Baby Steps in a Love Revolution

February 2, 2017

 

 

We are going to disagree. It is the nature of diversity and individuality. This is a gift. But what happens when differences are not handled properly, are not used to move us to a place deeper understanding and appreciation for the many forms being human can take? Isolation, echoes of our own opinions, and mirrors of our own perspectives.

 

Much of our discourse regarding issues we disagree on has consisted of polarizing screaming matches. We stand on opposite ends of a human problem and reduce one another to ‘idiots’ and ‘deplorables’. And even for those wanting to understand race relations, gender issues, and political subjects, the divide between understanding can feel impossible to traverse.

 

The best way to begin to cross this divide is to have conversations, interactions, and exchanges of information and perspectives. In many ways, when it comes to race, there is still discussion on whether a legitimate problem exists. Are people of color really oppressed? How can someone claim to be oppressed if they are well off financially or are college educated and hard working? But more importantly, how are we having discussions (if we are having discussions at all) and what do we need to armor ourselves with to have successful dialogues? Successful conversations are those in which we seek first to understand and then to be understood. Below are some tools and challenges in approaching ‘the other’ and moving toward a more complete picture, not a cartoon of each other’s humanity.

 

  1. Question Discriminate Compassion

If you found yourself posting about #BacktheBlue after Dallas but said nothing about what happened to Philando Castile or Alton Sterling or the people shot in Orlando, there is a possibility that someone’s life means more to you than another’s. That may be the case for several reasons, but it is important to discover why one person’s humanity is worth upholding and another’s is somehow negated. This is the Petri dish where prejudice is born.

 

2. Seek Unbiased (Less Biased) Information

 

If you feel inclined to comment on the plight or movement of a demographic that you do not fall into, purpose to be informed. It really is the smallest courtesy. Read a book by an immigrant. Watch a documentary about refugees. Ask God to send you a Queer person as a friend. We have got to begin to exchange propaganda for personhood. Talk to people of that demographic to understand and get their perspective on the issue. Listen to hear, not to defend, be combative, or debate. Be respectfully curious. The subject matter is their turf, not yours so treat it as holy ground. Take your shoes off when you walk into someone else’s home, so to speak.

 

I have no right to say what Native Americans, LGBTQ people, immigrants, refugees, etc. need to do, and I dare not presume to know what it’s like to be them. I can’t speak on their behalf and legitimize or invalidate what they report is their experience. I can’t tell you how good it has been for me to have a Muslim friend or friends who identify as gay or lesbian or simply struggling with their sexuality. I find that I’m not so quick to say anything.

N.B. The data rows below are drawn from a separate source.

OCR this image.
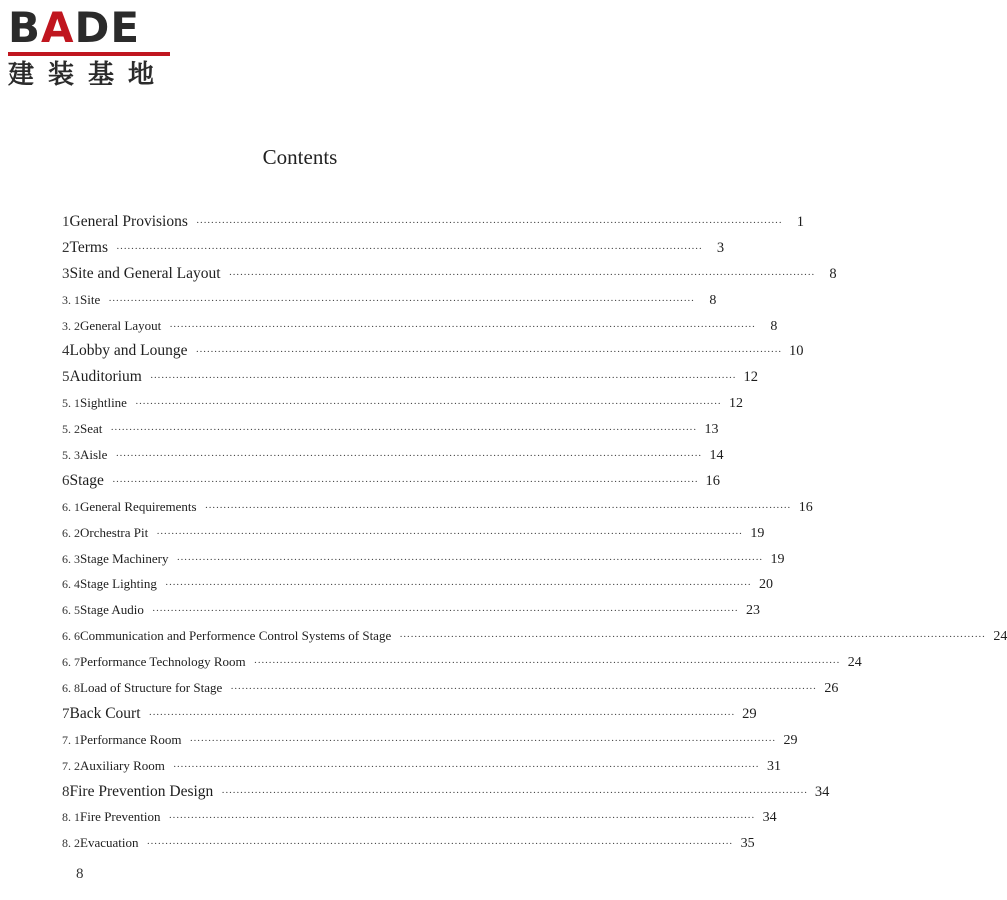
BADE
建装基地
Contents
1 General Provisions ································································································································································	1
2 Terms ································································································································································	3
3 Site and General Layout ································································································································································	8
3. 1 Site ································································································································································	8
3. 2 General Layout ································································································································································	8
4 Lobby and Lounge ································································································································································ 10
5 Auditorium ································································································································································ 12
5. 1 Sightline ································································································································································ 12
5. 2 Seat ································································································································································ 13
5. 3 Aisle ································································································································································ 14
6 Stage ································································································································································ 16
6. 1 General Requirements ································································································································································ 16
6. 2 Orchestra Pit ································································································································································ 19
6. 3 Stage Machinery ································································································································································ 19
6. 4 Stage Lighting ································································································································································ 20
6. 5 Stage Audio ································································································································································ 23
6. 6 Communication and Performence Control Systems of Stage ································································································································································ 24
6. 7 Performance Technology Room ································································································································································ 24
6. 8 Load of Structure for Stage ································································································································································ 26
7 Back Court ································································································································································ 29
7. 1 Performance Room ································································································································································ 29
7. 2 Auxiliary Room ································································································································································ 31
8 Fire Prevention Design ································································································································································ 34
8. 1 Fire Prevention ································································································································································ 34
8. 2 Evacuation ································································································································································ 35
8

I really just want to listen and understand.

 

3. Be Quick to Hear, Slow to Speak, and Slow to Anger (defensiveness)

 

You cannot, should not attempt to wipe away another human’s experience as ‘not’ real. It is not real to you, perhaps, but this is where you are privileged. As a woman, you may feel pretty equal to men. The reality of the less fortunate has not penetrated your bubble. However, exposure either by way of reading, conversations, or documentaries would argue that women are still second-class citizens, as are people of color, those in the LGBTQ community, those who subscribe to faiths other than Christianity, etc. The task is to find out how and why that is the case and then to actively participate in elevating our brothers and sisters to the full status of human, like us.

 

If amid the conversation you find yourself reaching for something to bat down the reality someone is sharing with you, let me give you a profound tool: ‘Why?’ Ask yourself why this is making you feel uncomfortable and examine the legitimacy of that feeling. The best thing you can do is sit in it and ask yourself hard questions.

 

If you are not a racial minority, let me assure you: The African American community wants to be understood. Hear and see the wounds. I have only personally begun to scratch the surface of the darkness that our country was built on and in far too many ways still persists in. There is a lot of work to be done. A response is necessary; there is too much blood to look away. So I cut my hair in response. The protests and pushback and marches and hashtags are all a response. To systemic racism. Historical oppression. Unjust bloodshed. To slapped wrists and dirt swept under bloody rugs. Today. In 2017. To my Christian brothers and sisters, your charge is found in Proverbs 24:11-12, “Rescue everyone you can of those being taken away and killed, and hold on to those innocent souls staggering toward their own slaughter. If you excuse yourself, saying, “Look, we didn’t know anything about this,” doesn’t God, who knows what you are really thinking, understand your motives? Isn’t your Protector aware of why you aren’t protecting the innocent…?”

 

Listen, I wouldn’t want to live anywhere else, but that is no excuse to persist in darkness. People are dying and have died, are serving and have served to secure and protect the ideals that the flag stands for. However, as long as we as a people are comfortable accepting less than what the anthem declares is the inheritance of all citizens, we allow our service men and women to put a full down payment on a house that only half of us are living in. America is great because of the potential for uncapped progress, but it can do and be better. We as human being must do and be better, for each other.